As someone who usually doesn't remember formulas for sums of binomial coefficients (although the sum here is simple to notice given Pascal's triangle), the presence of partial sums in the problem suggests using generating functions.

Note that if we have a function

$$f(x)=c_0+c_1 x+c_2 x^2+...+c_n x^n+... ,$$

then by multiplying by $\frac{1}{1-x}$ we get a new series where the coefficients are the partial sums of the $c_n$'s.

$$\frac{f(x)}{1-x} = f(x) \cdot (1 + x + x^2 + ...) = c_0 + (c_0+c_1)x + ... + \sum_{i=0}^n c_i x^n + ...$$

By using this, we can construct a few functions to find the desired value (careful here, we've changed from 0-indexing to 1-indexing):

\begin{align} f_1(x) = (1-x)^{-1} &= 1+x+x^2+...\\ f_2(x) = (1-x)^{-2} &= 1+2x+3x^2+...\\ f_3(x) = (1-x)^{-3} &= x_1+x_2 x+x_3x^2+...\\ f_4(x) = (1-x)^{-4} &= y_1+y_2 x+y_3x^2+...\\ f_5(x) = (1-x)^{-5} &= z_1+z_2 x+z_3x^2+... \end{align}

Note that $\frac{d}{dx} f_n(x) = n f_{n+1}(x)$. In particular, this gives that:

$$x_n = \frac{1}{2} n(n+1)$$ $$y_n = \frac{1}{3} n \cdot x_{n+1} = \frac{1}{6} n(n+1)(n+2)$$ $$z_n = \frac{1}{4} n \cdot y_{n+1} = \frac{1}{24} n(n+1)(n+2)(n+3)$$

from which $z_{20}$ can be easily computed.

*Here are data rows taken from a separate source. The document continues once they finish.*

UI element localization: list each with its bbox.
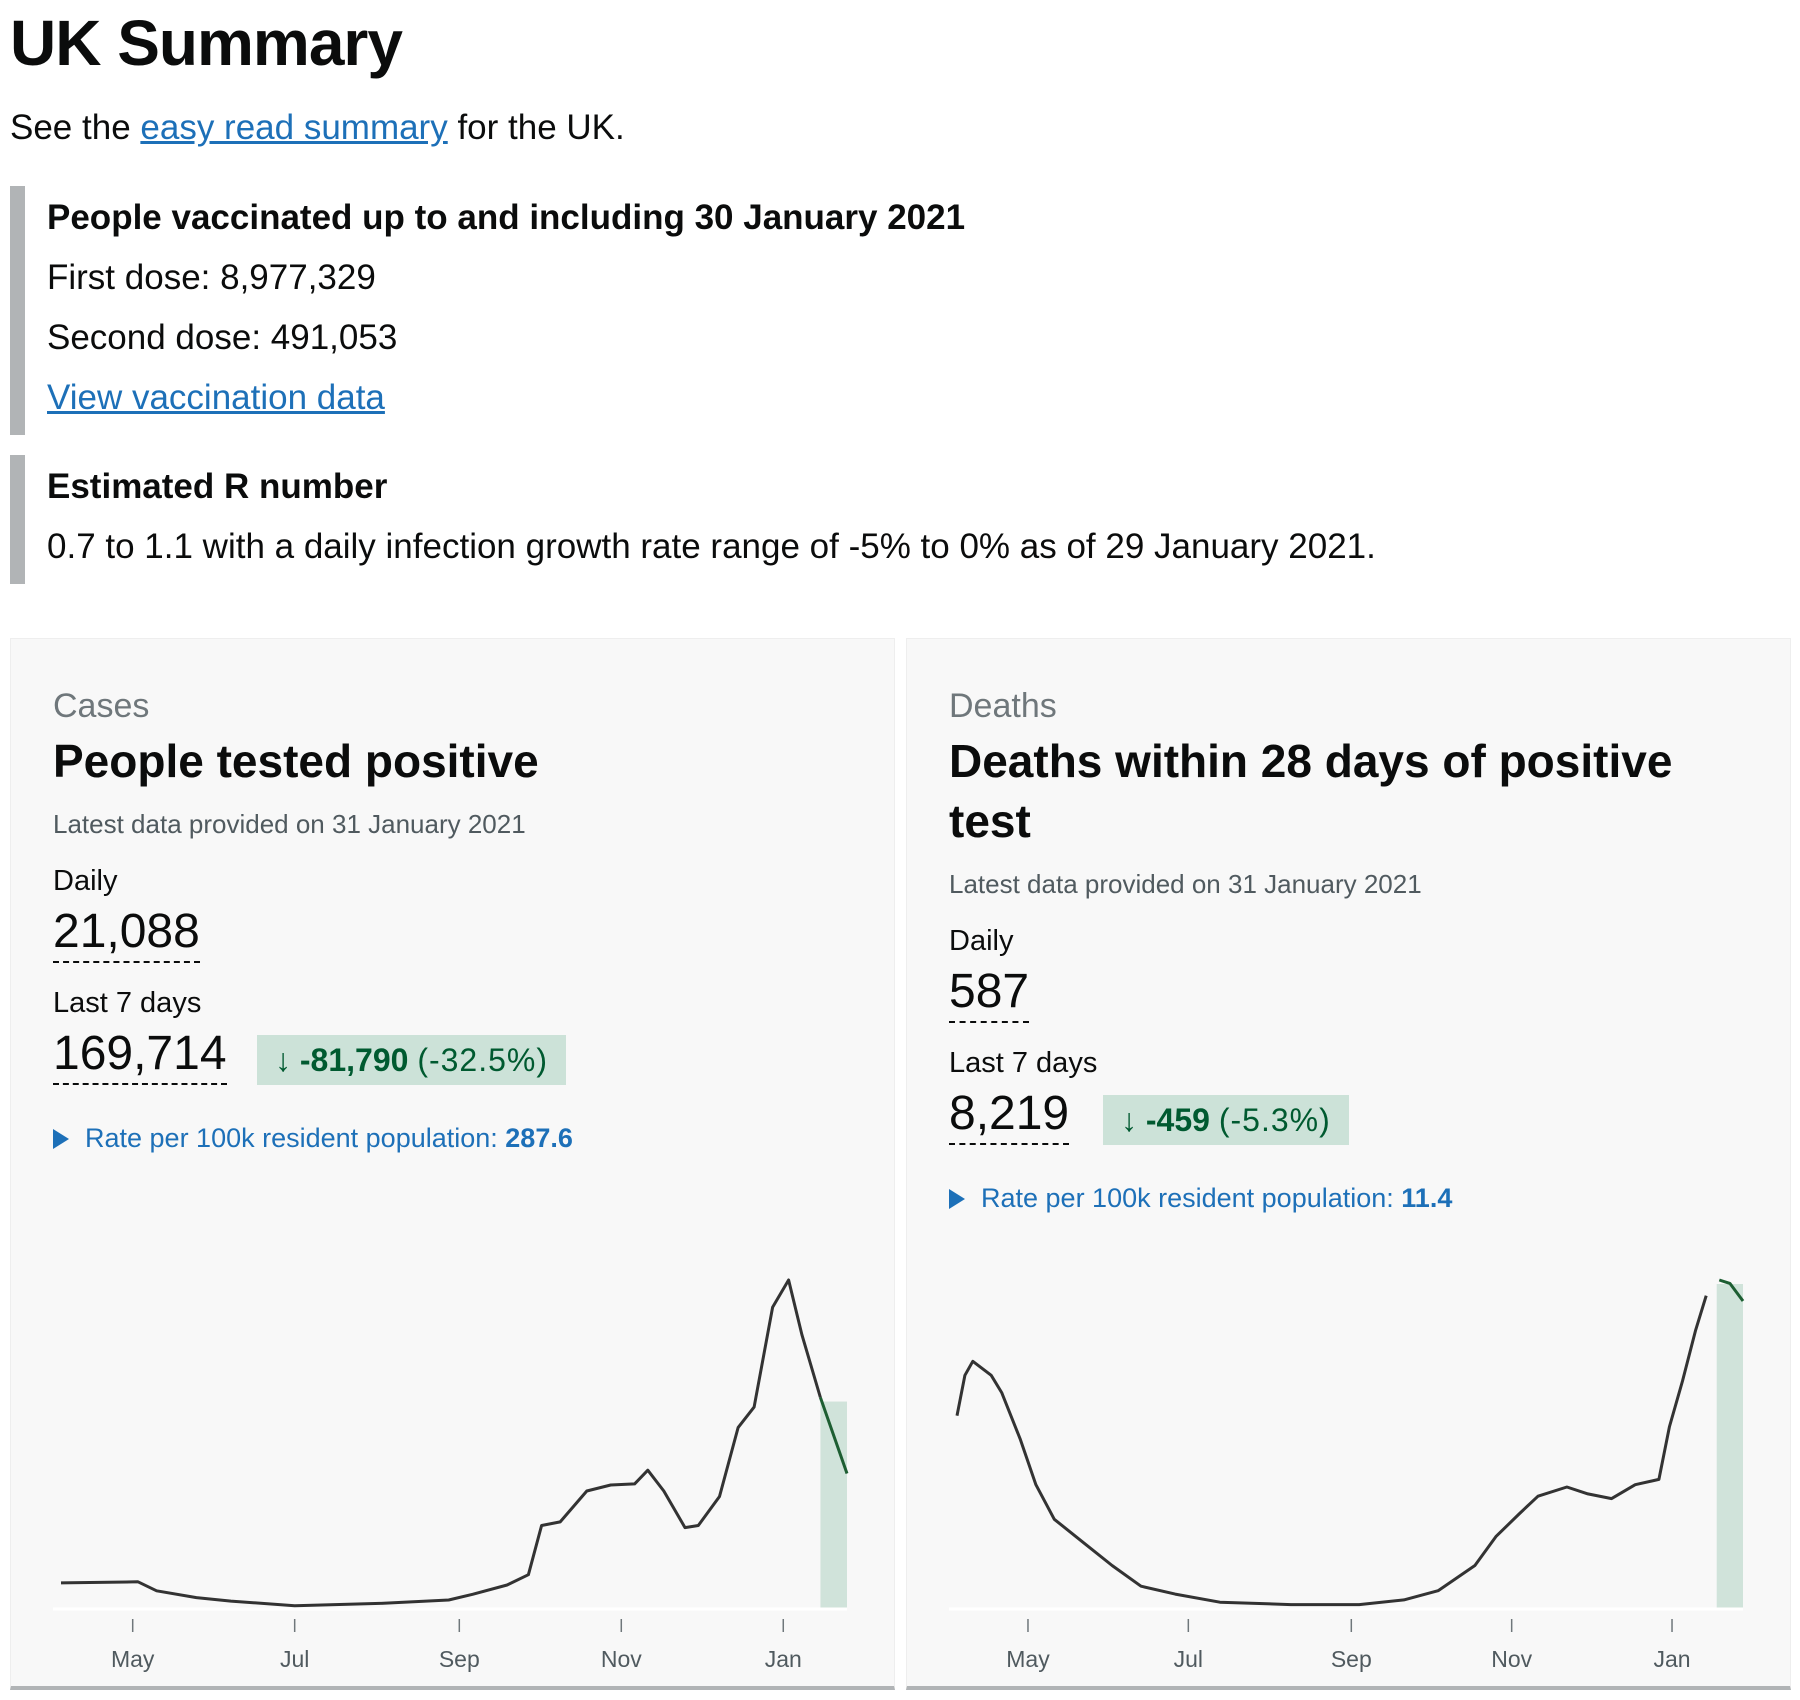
page-title: UK Summary (10, 7, 403, 79)
x-tick-label: May (111, 1646, 155, 1672)
last-updated: Latest data provided on 31 January 2021 (53, 809, 526, 839)
r-number-text: 0.7 to 1.1 with a daily infection growth… (47, 527, 1376, 566)
recent-period-highlight (1716, 1284, 1743, 1608)
rate-toggle[interactable]: Rate per 100k resident population: 11.4 (949, 1183, 1452, 1214)
series-line-recent (1718, 1278, 1745, 1302)
deaths-chart: May Jul Sep Nov Jan (949, 1278, 1745, 1672)
change-badge: ↓ -459 (-5.3%) (1103, 1095, 1349, 1145)
deaths-card: Deaths Deaths within 28 days of positive… (906, 638, 1791, 1690)
daily-label: Daily (53, 865, 118, 897)
daily-label: Daily (949, 925, 1014, 957)
r-number-summary: Estimated R number 0.7 to 1.1 with a dai… (10, 455, 1376, 584)
week-label: Last 7 days (53, 987, 202, 1019)
rate-toggle[interactable]: Rate per 100k resident population: 287.6 (53, 1123, 573, 1154)
card-caption: Cases (53, 687, 150, 725)
triangle-right-icon (949, 1189, 965, 1209)
x-tick-label: Sep (439, 1646, 480, 1672)
x-tick-label: Sep (1331, 1646, 1372, 1672)
card-title: People tested positive (53, 735, 539, 787)
change-badge: ↓ -81,790 (-32.5%) (257, 1035, 567, 1085)
arrow-down-icon: ↓ (1121, 1102, 1137, 1138)
series-line (955, 1295, 1708, 1607)
x-tick-label: Jul (1174, 1646, 1203, 1672)
x-tick-label: Nov (601, 1646, 642, 1672)
week-value[interactable]: 8,219 (949, 1087, 1070, 1145)
vaccination-summary: People vaccinated up to and including 30… (10, 186, 965, 435)
x-tick-label: May (1006, 1646, 1050, 1672)
week-label: Last 7 days (949, 1047, 1098, 1079)
cases-chart: May Jul Sep Nov Jan (53, 1278, 849, 1672)
card-title: Deaths within 28 days of positive test (949, 735, 1673, 847)
series-line-recent (818, 1397, 849, 1474)
vaccination-heading: People vaccinated up to and including 30… (47, 198, 966, 237)
second-dose: Second dose: 491,053 (47, 318, 398, 357)
x-tick-label: Nov (1491, 1646, 1532, 1672)
arrow-down-icon: ↓ (275, 1042, 291, 1078)
week-value[interactable]: 169,714 (53, 1027, 227, 1085)
series-line (60, 1278, 822, 1608)
card-caption: Deaths (949, 687, 1057, 725)
cases-card: Cases People tested positive Latest data… (10, 638, 895, 1690)
x-tick-label: Jan (765, 1646, 802, 1672)
daily-value[interactable]: 21,088 (53, 905, 200, 963)
easy-read-summary-link[interactable]: easy read summary (140, 108, 448, 147)
x-tick-label: Jan (1653, 1646, 1690, 1672)
last-updated: Latest data provided on 31 January 2021 (949, 869, 1422, 899)
r-number-heading: Estimated R number (47, 467, 388, 506)
first-dose: First dose: 8,977,329 (47, 258, 376, 297)
intro-text: See the easy read summary for the UK. (10, 108, 625, 147)
view-vaccination-data-link[interactable]: View vaccination data (47, 378, 385, 417)
daily-value[interactable]: 587 (949, 965, 1030, 1023)
x-tick-label: Jul (280, 1646, 309, 1672)
triangle-right-icon (53, 1129, 69, 1149)
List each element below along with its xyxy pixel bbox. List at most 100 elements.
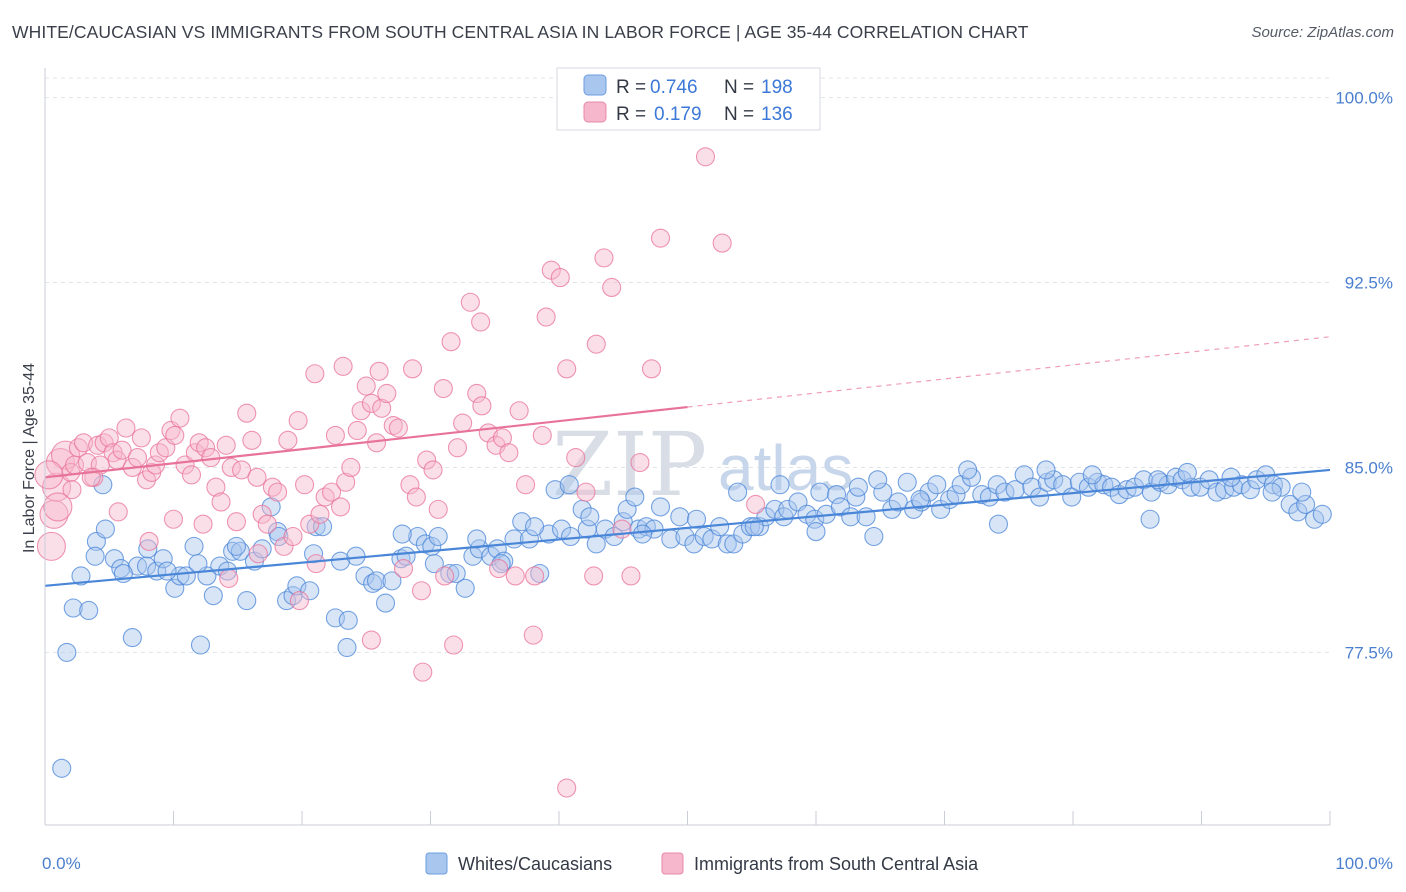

Hint 1: Note that $$\frac{n(n+1)}2=\frac13\left(\frac{(n+1)(n+2)(n+3)}2 - \frac{n(n+1)(n+2)}2\right).$$ Now use the method of differences to find $y(n)$.

Hint 2: Note that $$\frac{n(n+1)(n+2)}6=\frac16\left(\frac{(n+1)(n+2)(n+3)(n+4)}4-\frac{n(n+1)(n+2)(n+3)}4\right).$$ Now use the method of differences to find $z(n)$.